Cause: The /opt/HA directory is owned by a different user than the one used during configuration. Failover scripts fail when they cannot write to this directory.

Fix: Correct the ownership on both Master and Slave APP machines:

chown -R motadata:motadata /opt/HA
Machines cannot communicate with each other

Cause: One or more required firewall ports are blocked between machines.

Fix: Confirm the following ports are open between each machine pair:

SourceDestinationPorts
ObserverMaster APP and Slave APP80 (optional), 443
ObserverMaster DB and Slave DB5432, 8008
Master DBObserver2379, 2380, 5000
Slave DBObserver2379, 2380, 5000
Master DBSlave DB5432, 8008

Check both OS-level and network-level firewall rules on each machine.

Patroni on Slave DB is active before Step 5

Cause: Patroni started automatically during the Slave DB Patroni setup in Step 4. Starting it before DB configuration causes split-brain issues.

Fix: Stop Patroni on the Slave DB before running Step 6:

systemctl stop patroni
HTTPS port not listening after restart

Cause: The CertificateFilePath or KeyFilePath in appsettings.json still has a leading underscore, or the file path is incorrect for the OS.

Fix: Open appsettings.json and confirm the leading underscore is removed from both CertificateFilePath and KeyFilePath. Verify the file paths exist and use the correct path separator for the OS. Restart the poller service and re-run the verification commands.

Best Practices

Follow these recommendations to keep your Patroni-based HA environment stable and recoverable.

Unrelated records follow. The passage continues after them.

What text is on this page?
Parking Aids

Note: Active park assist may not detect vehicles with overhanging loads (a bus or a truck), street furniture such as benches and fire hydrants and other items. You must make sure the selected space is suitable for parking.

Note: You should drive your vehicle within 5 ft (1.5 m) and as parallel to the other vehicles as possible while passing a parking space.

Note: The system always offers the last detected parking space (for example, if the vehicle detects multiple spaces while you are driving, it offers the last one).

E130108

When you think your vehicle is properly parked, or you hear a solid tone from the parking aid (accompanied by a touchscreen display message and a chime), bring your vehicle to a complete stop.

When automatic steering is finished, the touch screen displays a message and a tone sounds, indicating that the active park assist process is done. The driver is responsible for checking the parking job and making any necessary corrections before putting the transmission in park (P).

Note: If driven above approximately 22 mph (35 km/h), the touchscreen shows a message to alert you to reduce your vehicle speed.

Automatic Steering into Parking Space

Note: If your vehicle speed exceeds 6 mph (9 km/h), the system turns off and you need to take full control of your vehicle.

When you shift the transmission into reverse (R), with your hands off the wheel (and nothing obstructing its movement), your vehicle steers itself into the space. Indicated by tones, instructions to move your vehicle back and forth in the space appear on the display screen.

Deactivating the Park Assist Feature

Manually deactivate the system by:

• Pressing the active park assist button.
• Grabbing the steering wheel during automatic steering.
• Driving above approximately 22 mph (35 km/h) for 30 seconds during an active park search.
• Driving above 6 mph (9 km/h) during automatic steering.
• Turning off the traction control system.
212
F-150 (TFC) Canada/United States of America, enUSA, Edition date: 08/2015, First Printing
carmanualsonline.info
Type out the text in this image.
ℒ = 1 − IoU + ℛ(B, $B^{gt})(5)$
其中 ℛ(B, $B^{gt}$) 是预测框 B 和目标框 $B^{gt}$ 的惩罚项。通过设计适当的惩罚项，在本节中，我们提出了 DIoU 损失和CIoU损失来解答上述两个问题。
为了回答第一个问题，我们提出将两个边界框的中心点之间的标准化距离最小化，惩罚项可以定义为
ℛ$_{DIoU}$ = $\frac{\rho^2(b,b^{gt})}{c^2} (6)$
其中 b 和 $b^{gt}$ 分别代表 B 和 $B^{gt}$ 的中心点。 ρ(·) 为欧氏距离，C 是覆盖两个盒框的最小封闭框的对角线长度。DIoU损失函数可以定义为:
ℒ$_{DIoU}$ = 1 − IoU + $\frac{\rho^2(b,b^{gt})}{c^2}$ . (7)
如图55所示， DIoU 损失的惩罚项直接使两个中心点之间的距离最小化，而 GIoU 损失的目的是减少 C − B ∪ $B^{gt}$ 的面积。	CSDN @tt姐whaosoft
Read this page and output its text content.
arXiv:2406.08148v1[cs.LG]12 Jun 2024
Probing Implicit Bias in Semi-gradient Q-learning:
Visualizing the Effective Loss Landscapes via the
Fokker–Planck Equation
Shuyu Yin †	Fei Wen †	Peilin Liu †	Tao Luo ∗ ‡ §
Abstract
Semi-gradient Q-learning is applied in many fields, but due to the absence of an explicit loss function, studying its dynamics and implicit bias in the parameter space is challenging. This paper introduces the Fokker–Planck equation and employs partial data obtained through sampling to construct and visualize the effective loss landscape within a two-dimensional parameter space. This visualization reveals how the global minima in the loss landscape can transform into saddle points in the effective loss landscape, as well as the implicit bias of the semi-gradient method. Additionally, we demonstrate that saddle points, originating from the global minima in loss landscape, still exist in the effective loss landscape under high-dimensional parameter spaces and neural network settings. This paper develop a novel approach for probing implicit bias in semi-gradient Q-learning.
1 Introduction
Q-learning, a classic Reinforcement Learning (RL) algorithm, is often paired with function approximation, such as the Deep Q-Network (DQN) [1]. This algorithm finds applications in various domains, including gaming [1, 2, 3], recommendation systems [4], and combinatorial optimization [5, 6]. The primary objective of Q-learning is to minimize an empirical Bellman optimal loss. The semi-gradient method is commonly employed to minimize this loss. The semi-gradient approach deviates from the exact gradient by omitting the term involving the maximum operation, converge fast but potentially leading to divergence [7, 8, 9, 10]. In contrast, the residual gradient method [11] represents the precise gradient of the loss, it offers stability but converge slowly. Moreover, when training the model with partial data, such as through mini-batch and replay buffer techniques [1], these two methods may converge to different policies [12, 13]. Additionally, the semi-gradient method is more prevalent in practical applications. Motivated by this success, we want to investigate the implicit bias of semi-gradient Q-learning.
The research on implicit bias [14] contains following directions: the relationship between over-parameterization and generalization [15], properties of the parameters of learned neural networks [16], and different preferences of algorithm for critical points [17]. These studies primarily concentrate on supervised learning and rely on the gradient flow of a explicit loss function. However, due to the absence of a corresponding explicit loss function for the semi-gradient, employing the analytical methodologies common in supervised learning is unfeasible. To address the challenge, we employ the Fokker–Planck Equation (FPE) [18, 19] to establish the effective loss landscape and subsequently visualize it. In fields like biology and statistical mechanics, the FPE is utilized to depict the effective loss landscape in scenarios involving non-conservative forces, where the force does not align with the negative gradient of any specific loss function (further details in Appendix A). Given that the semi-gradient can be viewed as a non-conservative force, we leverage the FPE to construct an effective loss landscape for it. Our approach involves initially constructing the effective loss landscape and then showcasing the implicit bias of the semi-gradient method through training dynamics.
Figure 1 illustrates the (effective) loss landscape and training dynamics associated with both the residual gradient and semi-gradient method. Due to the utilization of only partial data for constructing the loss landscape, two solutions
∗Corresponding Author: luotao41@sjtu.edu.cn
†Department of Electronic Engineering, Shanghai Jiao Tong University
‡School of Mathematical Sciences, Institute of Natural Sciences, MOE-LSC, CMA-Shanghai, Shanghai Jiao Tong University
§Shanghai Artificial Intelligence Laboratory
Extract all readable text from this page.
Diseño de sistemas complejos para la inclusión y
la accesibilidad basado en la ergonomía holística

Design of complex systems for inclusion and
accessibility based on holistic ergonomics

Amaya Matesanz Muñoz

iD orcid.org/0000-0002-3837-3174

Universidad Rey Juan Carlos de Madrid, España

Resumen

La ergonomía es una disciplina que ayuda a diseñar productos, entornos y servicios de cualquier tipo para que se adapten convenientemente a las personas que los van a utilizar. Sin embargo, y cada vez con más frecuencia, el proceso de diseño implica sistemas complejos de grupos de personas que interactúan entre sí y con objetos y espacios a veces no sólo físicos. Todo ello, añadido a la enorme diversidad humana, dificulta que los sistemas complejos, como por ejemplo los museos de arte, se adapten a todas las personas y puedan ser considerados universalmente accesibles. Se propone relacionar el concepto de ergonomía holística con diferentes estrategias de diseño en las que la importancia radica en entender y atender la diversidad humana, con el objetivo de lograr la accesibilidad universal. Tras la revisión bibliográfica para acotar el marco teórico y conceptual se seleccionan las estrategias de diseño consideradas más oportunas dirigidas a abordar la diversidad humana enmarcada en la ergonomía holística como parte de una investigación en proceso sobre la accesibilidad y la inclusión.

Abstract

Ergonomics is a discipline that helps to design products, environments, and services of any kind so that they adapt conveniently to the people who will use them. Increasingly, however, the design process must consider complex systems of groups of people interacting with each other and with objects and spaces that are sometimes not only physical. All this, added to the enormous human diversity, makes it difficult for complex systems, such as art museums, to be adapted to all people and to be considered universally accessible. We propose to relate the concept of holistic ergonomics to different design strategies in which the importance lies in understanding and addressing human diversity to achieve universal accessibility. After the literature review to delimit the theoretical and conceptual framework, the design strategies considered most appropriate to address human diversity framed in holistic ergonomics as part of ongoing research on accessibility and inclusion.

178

  • Back up before every configuration change. Take a full database backup before running any HA setup script in a production environment. Restoring from backup is faster than debugging a failed configuration.
  • Synchronize time across all nodes. ETCD relies on clock consistency for leader election. Run NTP on every machine and verify clocks are in sync before starting the setup.
  • Use the same OS and PostgreSQL version on all nodes. Version drift between Master and Slave causes replication failures. Confirm all nodes run identical OS and PostgreSQL versions before proceeding.
  • Verify firewall ports before running any installer. Blocked ports are the most common setup failure. Check all required ports are open at both the OS and network level before starting Step 1.
  • Never start Patroni on the Slave manually before DB configuration runs. Patroni on the Slave must remain inactive until the DB configuration step activates it. Starting it early causes split-brain and data inconsistency.
  • Run the Application HA Observer as a non-root user. The MotadataAppHASetup and service_desk_ha_CI scripts must run as a standard OS user. Root execution causes the scripts to fail silently.
  • Keep /opt/HA owned by the same OS user on all nodes having sudo rights. Failover scripts write to this directory. Incorrect ownership prevents failover from executing. Use the user which is common in all machines and having sudo rights. You can change the ownership using the below command:
    • Syntax: chown -R <username>:<username> /opt/HA
    • Example: chown -R motadata:motadata /opt/HA
  • Monitor HAProxy stats after setup. The stats endpoint on port 7000 shows which node is currently active. Check it after setup to confirm HAProxy is routing to the correct primary node.
  • Test failover after completing setup. Simulate a Master failure in a staging environment to confirm Patroni promotes the Slave and HAProxy reroutes traffic as expected. Do not assume failover works without testing it.
  • Keep Nginx inactive on Slave application nodes. Nginx must not run on the Slave APP. An active Nginx service on the Slave causes routing conflicts with the Observer. Disable it after setup and verify it does not restart on reboot.